Step 1 [Universal Checker]. We simulate the execution of all the event sequences - within a finite-horizon - summarising all the inconsistencies found during the explorationFootnote 2 into an object, we call Universal Checker (UCK), that represents a taxonomy of the inconsistencies that may affect a data source. The UCK computed can be seen as a list of tuples \((id,s_i,a_i) \), that specifies the inconsistency with id might arise in a state \(s_i\) as consequence of applying \(a_i\).

Step 2 [Universal Cleanser]. For any given tuple \((id,s_i,a_i) \) of the Universal Checker, we construct a new planning problem which differs from the previous one in terms of both initial and goal states: (i) the new initial state is \(s_i\), that is a consistent state where the event \(e_i\) can be applied leading to an inconsistent state \(s_{i+1}\); (ii) the new goal is to be able to “execute action \(a_i\)”. Intuitively, a cleaning action sequence applied to state \(s_i\) transforms it into a state \(s_{j}\) where action \(a_i\) can be applied without violating any consistency rules.
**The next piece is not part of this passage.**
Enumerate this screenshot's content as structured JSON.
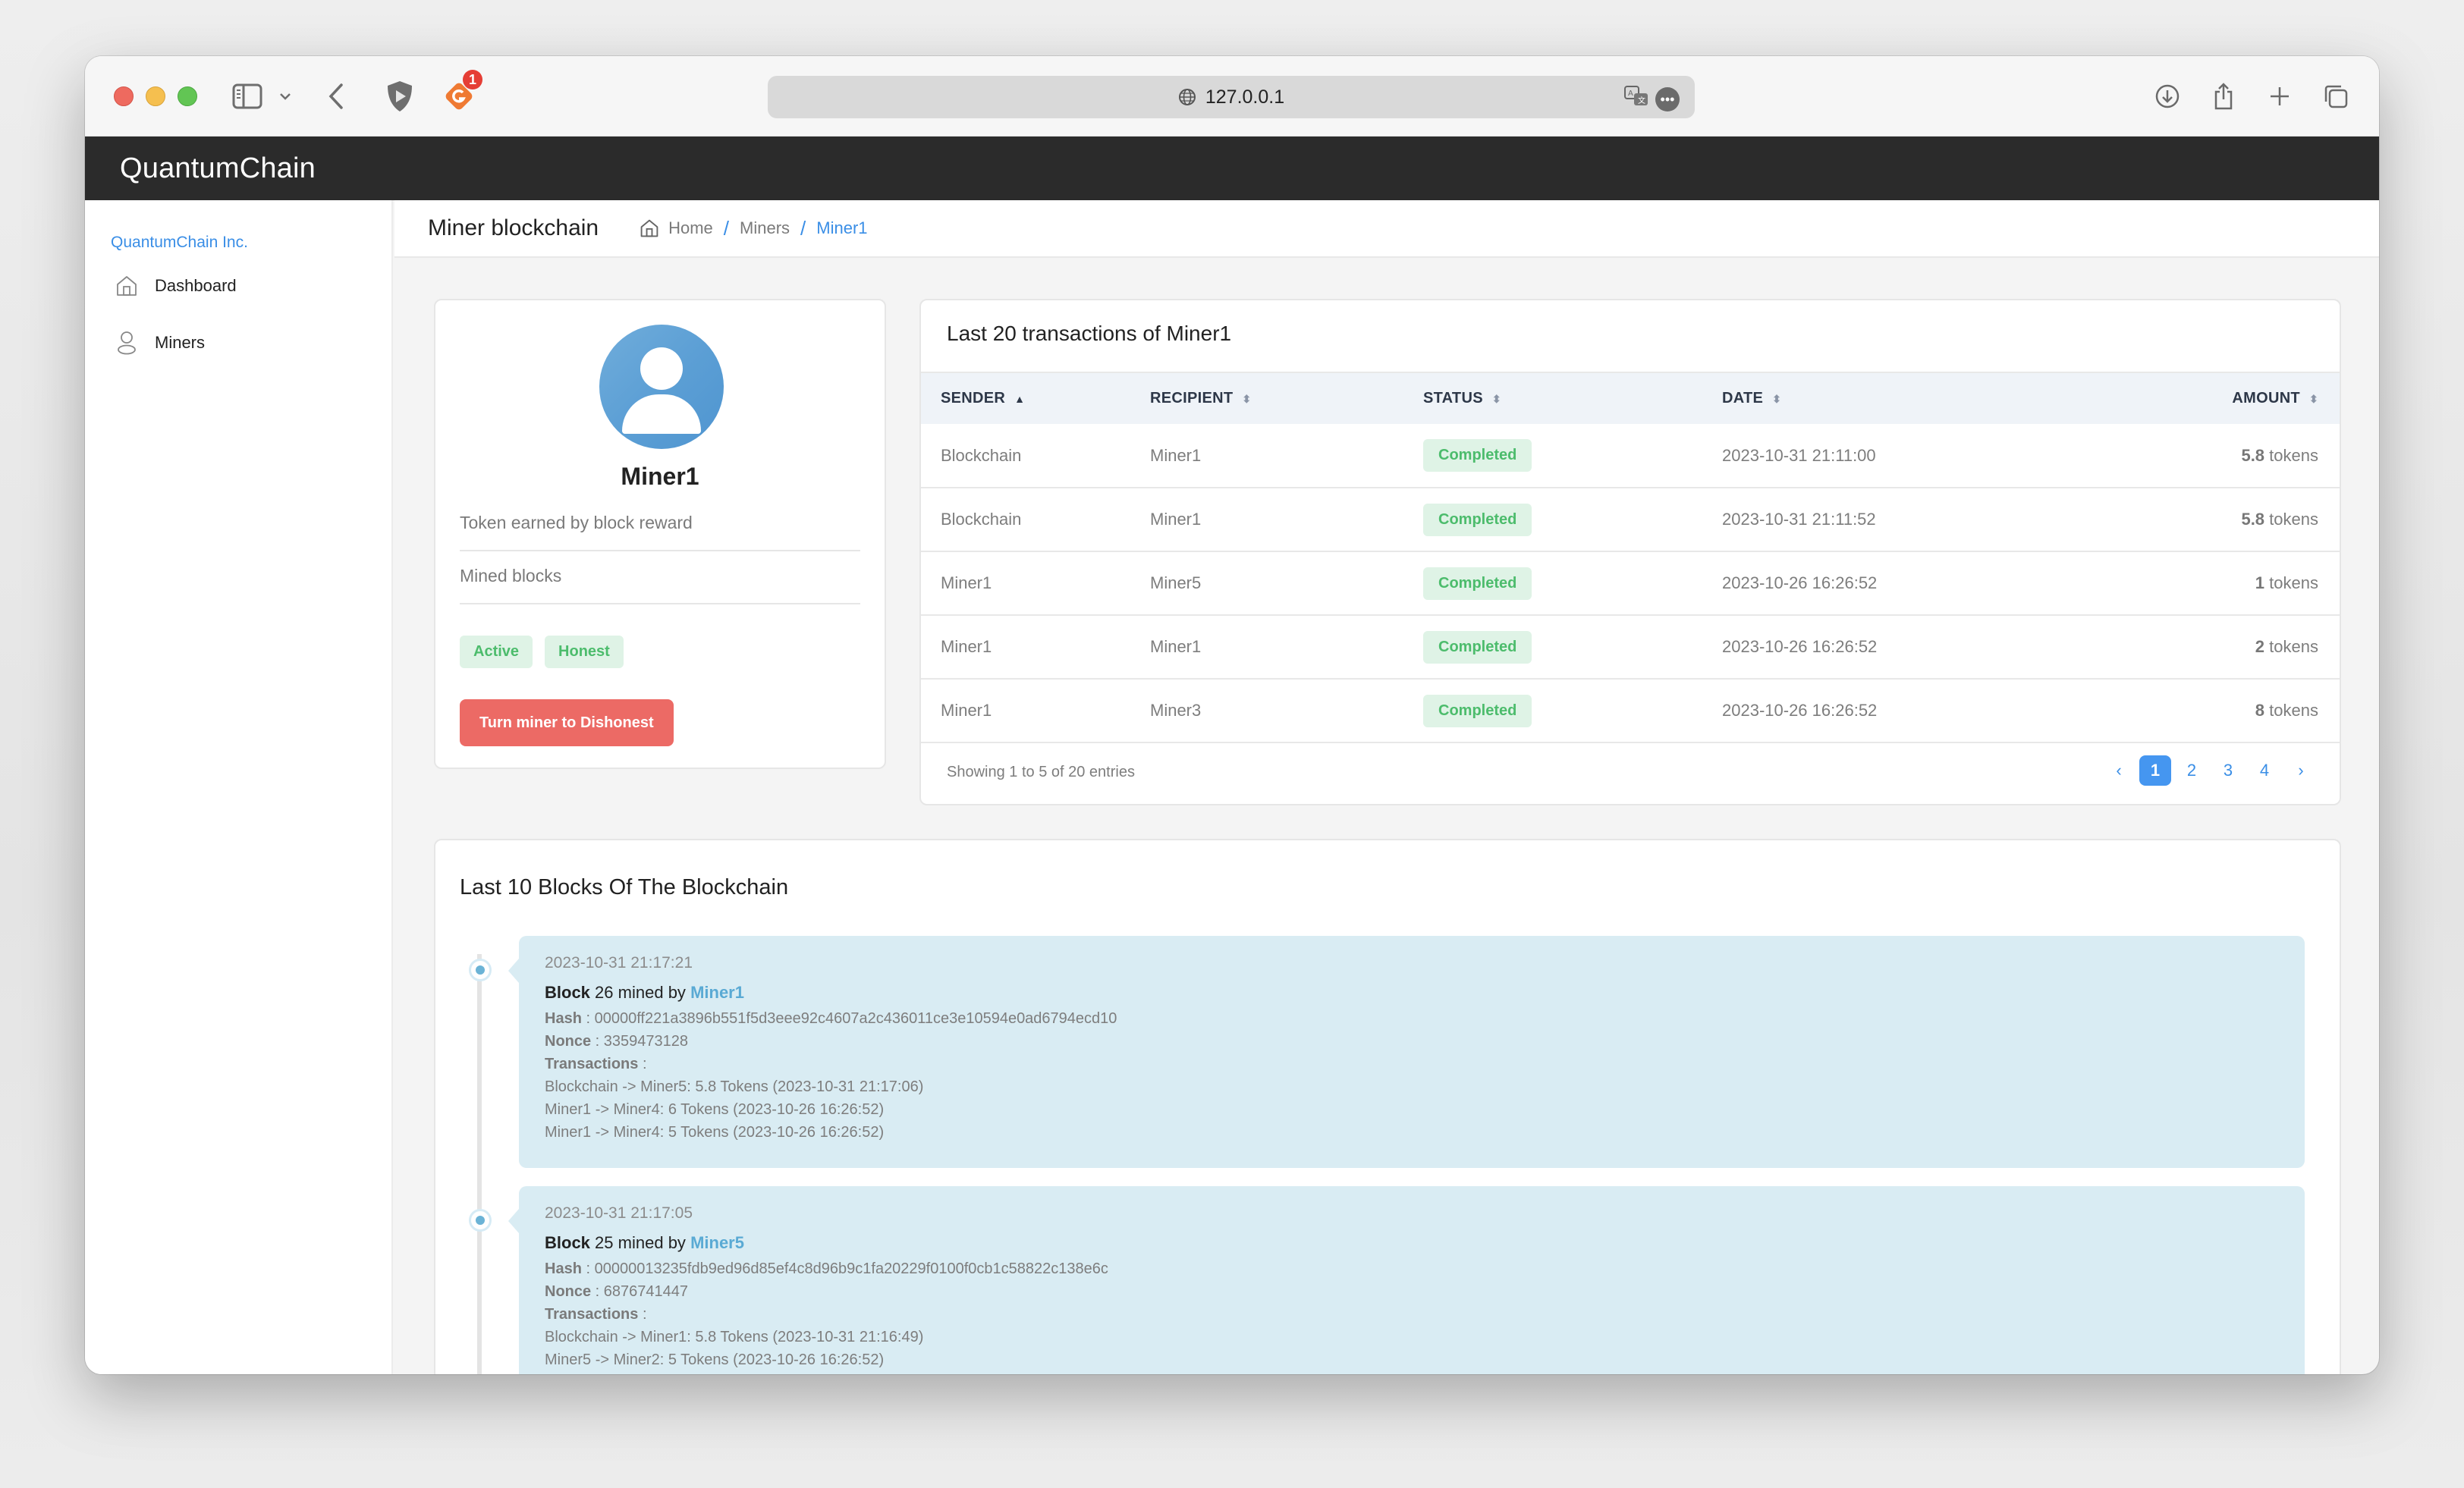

To this end, the planner explores the state space and collects all the optimal corrections according to a given criterion. The output of this phase is a Universal Cleanser. Informally, it can be seen as a set of policies, computed off-line, able to bring the system to the goal from any state reachable from the initial ones (see, e.g., [8, 12]). In our context, the universal cleanser is a lookup table that returns a sequence of actions able to fix an event \(e_i\) occurring in a state \(s_j\).

Fig. 1.
figure 1

A graphical representation of the Consistency Verification and Cleaning Process.

Step 3 [Cleanse the Data]. Given a set of event sequences \( D = \{\epsilon _1,\ldots ,\) \(\epsilon _n\}\) the system uses the planner to verify the consistency of each \(\epsilon _i\). If an inconsistency is found, the system retrieves its identifier from the Universal Checker, and then selects the cleaning actions sequence through a look-up on the Universal Cleanser.
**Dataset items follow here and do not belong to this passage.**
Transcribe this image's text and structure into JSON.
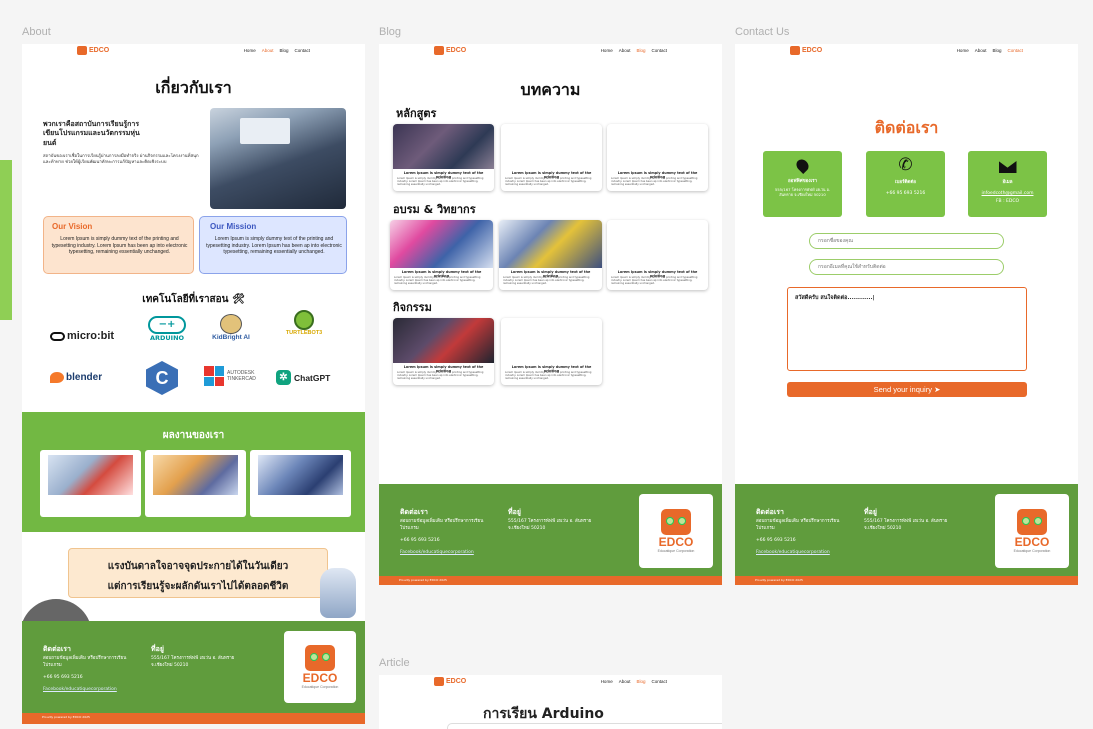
{
  "frames": {
    "about": "About",
    "blog": "Blog",
    "contact": "Contact Us",
    "article": "Article"
  },
  "nav": {
    "logo": "EDCO",
    "links": [
      "Home",
      "About",
      "Blog",
      "Contact"
    ]
  },
  "about": {
    "title": "เกี่ยวกับเรา",
    "intro_heading": "พวกเราคือสถาบันการเรียนรู้การเขียนโปรแกรมและนวัตกรรมหุ่นยนต์",
    "intro_text": "สถาบันของเราเชื่อในการเรียนรู้ผ่านการลงมือทำจริง ผ่านกิจกรรมและโครงงานที่สนุกและท้าทาย ช่วยให้ผู้เรียนพัฒนาทักษะการแก้ปัญหาและคิดเชิงระบบ",
    "vision_title": "Our Vision",
    "vision_text": "Lorem Ipsum is simply dummy text of the printing and typesetting industry. Lorem Ipsum has been ap into electronic typesetting, remaining essentially unchanged.",
    "mission_title": "Our Mission",
    "mission_text": "Lorem Ipsum is simply dummy text of the printing and typesetting industry. Lorem Ipsum has been ap into electronic typesetting, remaining essentially unchanged.",
    "tech_title": "เทคโนโลยีที่เราสอน 🛠",
    "tech": [
      "micro:bit",
      "ARDUINO",
      "KidBright AI",
      "TURTLEBOT3",
      "blender",
      "C",
      "AUTODESK TINKERCAD",
      "ChatGPT"
    ],
    "works_title": "ผลงานของเรา",
    "quote_line1": "แรงบันดาลใจอาจจุดประกายได้ในวันเดียว",
    "quote_line2": "แต่การเรียนรู้จะผลักดันเราไปได้ตลอดชีวิต"
  },
  "blog": {
    "title": "บทความ",
    "sections": [
      "หลักสูตร",
      "อบรม & วิทยากร",
      "กิจกรรม"
    ],
    "card_title": "Lorem Ipsum is simply dummy text of the printing",
    "card_body": "Lorem Ipsum is simply dummy text of the printing and typesetting industry. Lorem Ipsum has been ap into electronic typesetting, remaining essentially unchanged."
  },
  "contact": {
    "title": "ติดต่อเรา",
    "boxes": [
      {
        "label": "ออฟฟิศของเรา",
        "value": "555/167 โครงการพัฟฟ์ เฮเว่น อ. สันทราย จ.เชียงใหม่ 50210"
      },
      {
        "label": "เบอร์ติดต่อ",
        "value": "+66 95 693 5216"
      },
      {
        "label": "อีเมล",
        "value": "infoedcoth@gmail.com",
        "value2": "FB : EDCO"
      }
    ],
    "name_placeholder": "กรอกชื่อของคุณ",
    "contact_placeholder": "กรอกอีเมลที่คุณใช้สำหรับติดต่อ",
    "message": "สวัสดีครับ สนใจติดต่อ............|",
    "send": "Send your inquiry"
  },
  "footer": {
    "contact_title": "ติดต่อเรา",
    "contact_text": "สอบถามข้อมูลเพิ่มเติม หรือปรึกษาการเรียนโปรแกรม",
    "phone": "+66 95 693 5216",
    "fb": "Facebook/educatiquecorporation",
    "address_title": "ที่อยู่",
    "address": "555/167 โครงการพัฟฟ์ เฮเว่น อ. สันทราย จ.เชียงใหม่ 50210",
    "logo_word": "EDCO",
    "logo_sub": "Educatique Corporation",
    "strip": "Proudly powered by EDCO 2025"
  },
  "article": {
    "title": "การเรียน Arduino"
  }
}
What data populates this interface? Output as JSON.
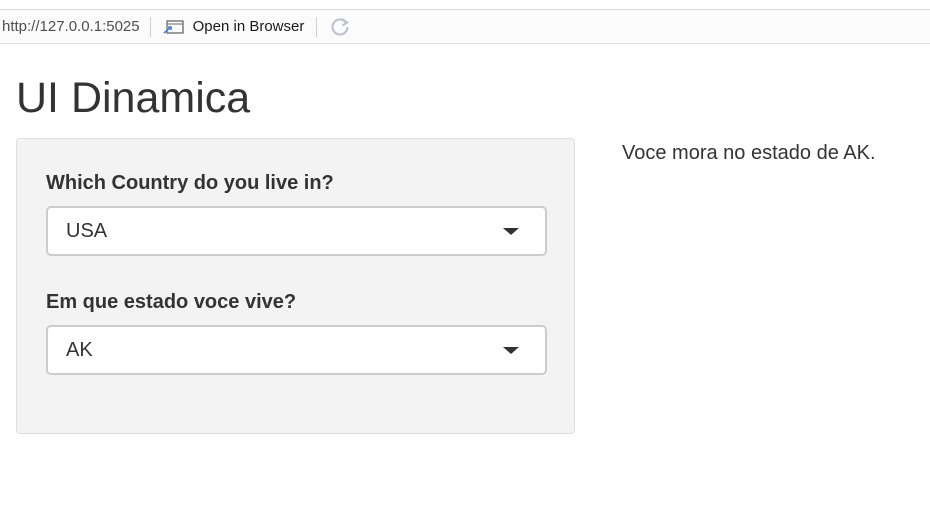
{
  "toolbar": {
    "url": "http://127.0.0.1:5025",
    "open_browser_label": "Open in Browser"
  },
  "page": {
    "title": "UI Dinamica"
  },
  "form": {
    "country_label": "Which Country do you live in?",
    "country_value": "USA",
    "state_label": "Em que estado voce vive?",
    "state_value": "AK"
  },
  "output": {
    "text": "Voce mora no estado de AK."
  },
  "icons": [
    "open-in-browser-icon",
    "refresh-icon",
    "chevron-down-icon"
  ]
}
The Universal Cleanser presents two important features that makes it effective in dealing with real data: first, it is synthesised off-line and only summarises cost-optimal action sequences. Clearly, the cost function is domain-dependent and usually driven by the purposes of the analysis (we discussed how to select different cleaning alternatives in [13, 14]). Second, the UC is data-independent as it has been synthesised by considering all the (bounded) event sequences, thus any data sources conform to the model can be handled. Our approach has been implemented on top of the UPMurphi planner [6, 7].
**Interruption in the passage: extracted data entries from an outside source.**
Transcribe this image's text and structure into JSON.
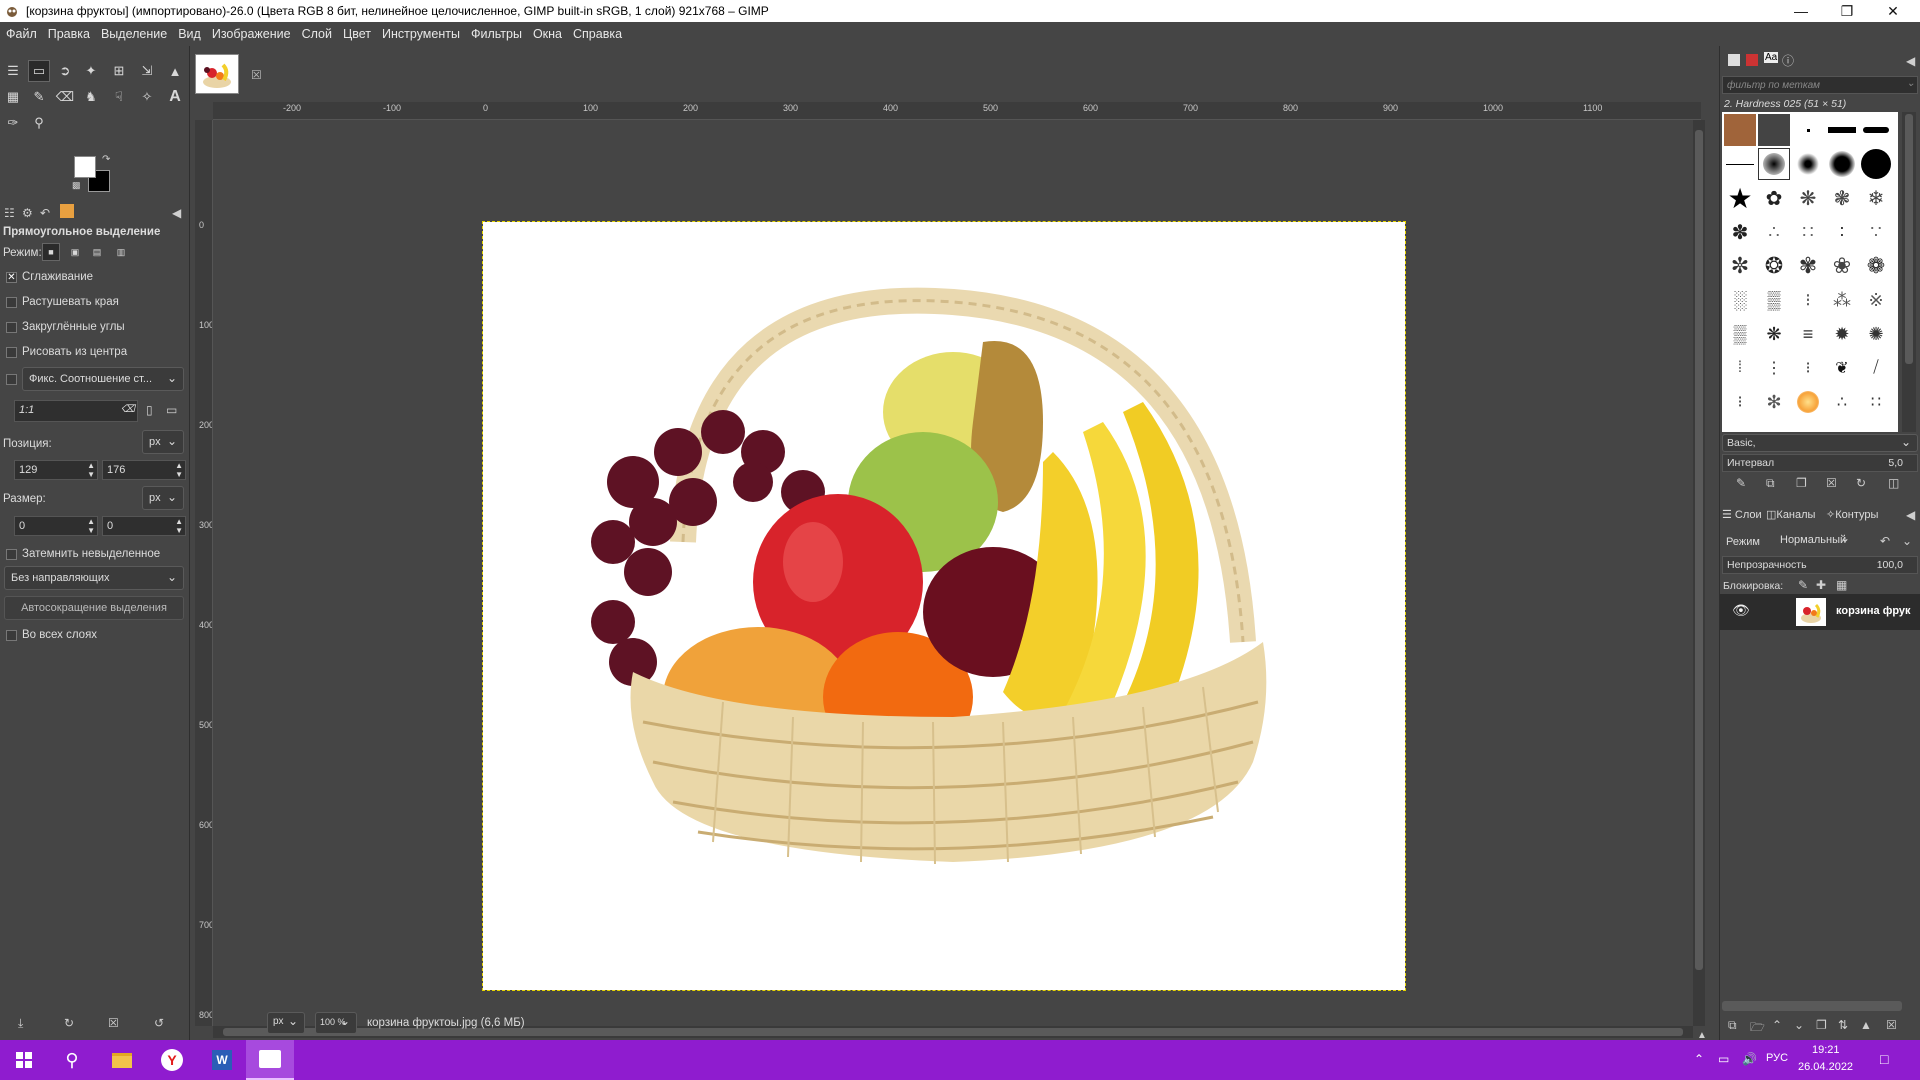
{
  "window": {
    "title": "[корзина фруктоы] (импортировано)-26.0 (Цвета RGB 8 бит, нелинейное целочисленное, GIMP built-in sRGB, 1 слой) 921x768 – GIMP"
  },
  "menu": [
    "Файл",
    "Правка",
    "Выделение",
    "Вид",
    "Изображение",
    "Слой",
    "Цвет",
    "Инструменты",
    "Фильтры",
    "Окна",
    "Справка"
  ],
  "tool_options": {
    "title": "Прямоугольное выделение",
    "mode_label": "Режим:",
    "antialias": "Сглаживание",
    "feather": "Растушевать края",
    "rounded": "Закруглённые углы",
    "from_center": "Рисовать из центра",
    "fixed_combo": "Фикс. Соотношение ст...",
    "ratio": "1:1",
    "position_label": "Позиция:",
    "position_unit": "px",
    "pos_x": "129",
    "pos_y": "176",
    "size_label": "Размер:",
    "size_unit": "px",
    "size_w": "0",
    "size_h": "0",
    "shade": "Затемнить невыделенное",
    "guides": "Без направляющих",
    "autoshrink": "Автосокращение выделения",
    "all_layers": "Во всех слоях"
  },
  "ruler": {
    "h_ticks": [
      "-200",
      "-100",
      "0",
      "100",
      "200",
      "300",
      "400",
      "500",
      "600",
      "700",
      "800",
      "900",
      "1000",
      "1100"
    ],
    "v_ticks": [
      "0",
      "100",
      "200",
      "300",
      "400",
      "500",
      "600",
      "700",
      "800"
    ]
  },
  "status": {
    "unit": "px",
    "zoom": "100 %",
    "file": "корзина фруктоы.jpg (6,6 МБ)"
  },
  "brushes": {
    "filter_placeholder": "фильтр по меткам",
    "current": "2. Hardness 025 (51 × 51)",
    "preset": "Basic,",
    "spacing_label": "Интервал",
    "spacing_value": "5,0"
  },
  "layers": {
    "tabs": [
      "Слои",
      "Каналы",
      "Контуры"
    ],
    "mode_label": "Режим",
    "mode_value": "Нормальный",
    "opacity_label": "Непрозрачность",
    "opacity_value": "100,0",
    "lock_label": "Блокировка:",
    "layer_name": "корзина фрук"
  },
  "taskbar": {
    "lang": "РУС",
    "time": "19:21",
    "date": "26.04.2022"
  }
}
Real-life Application Footnote 3. Our approach has been applied to the mandatory communication Footnote 4 domain, that models labour market data of Italian citizens at regional level. Here, inconsistencies represent career transitions not permitted by the Italian Labour Law. Thanks to our approach, we synthesised both the Universal Checker and Cleanser for the domain (i.e., 342 distinct inconsistencies found and up to 3 cleaning action sequence synthesised for each). The system has been employed within the KDD process that analysed the real career sequences of 214,432 citizens composed of 1,248,751 mandatory notifications. For details about the quality assessment see [15] whilst for cleaning details see [14].

3 Concluding Remarks

We presented a general approach that expresses Data quality and cleaning tasks in terms of AI Planning problem, connecting two distinct research areas. Our approach has been formalised and fully-implemented on top of the UPMurphi planner, and applied to a real-life example analysing and cleaning million records concerning labour market movements of Italian citizens.

We are working on (i) including machine-learning algorithms to identify the most suited cleaning action, and (ii) applying our approach to build training sets for data cleaning tools based on machine-learning (e.g., [11]).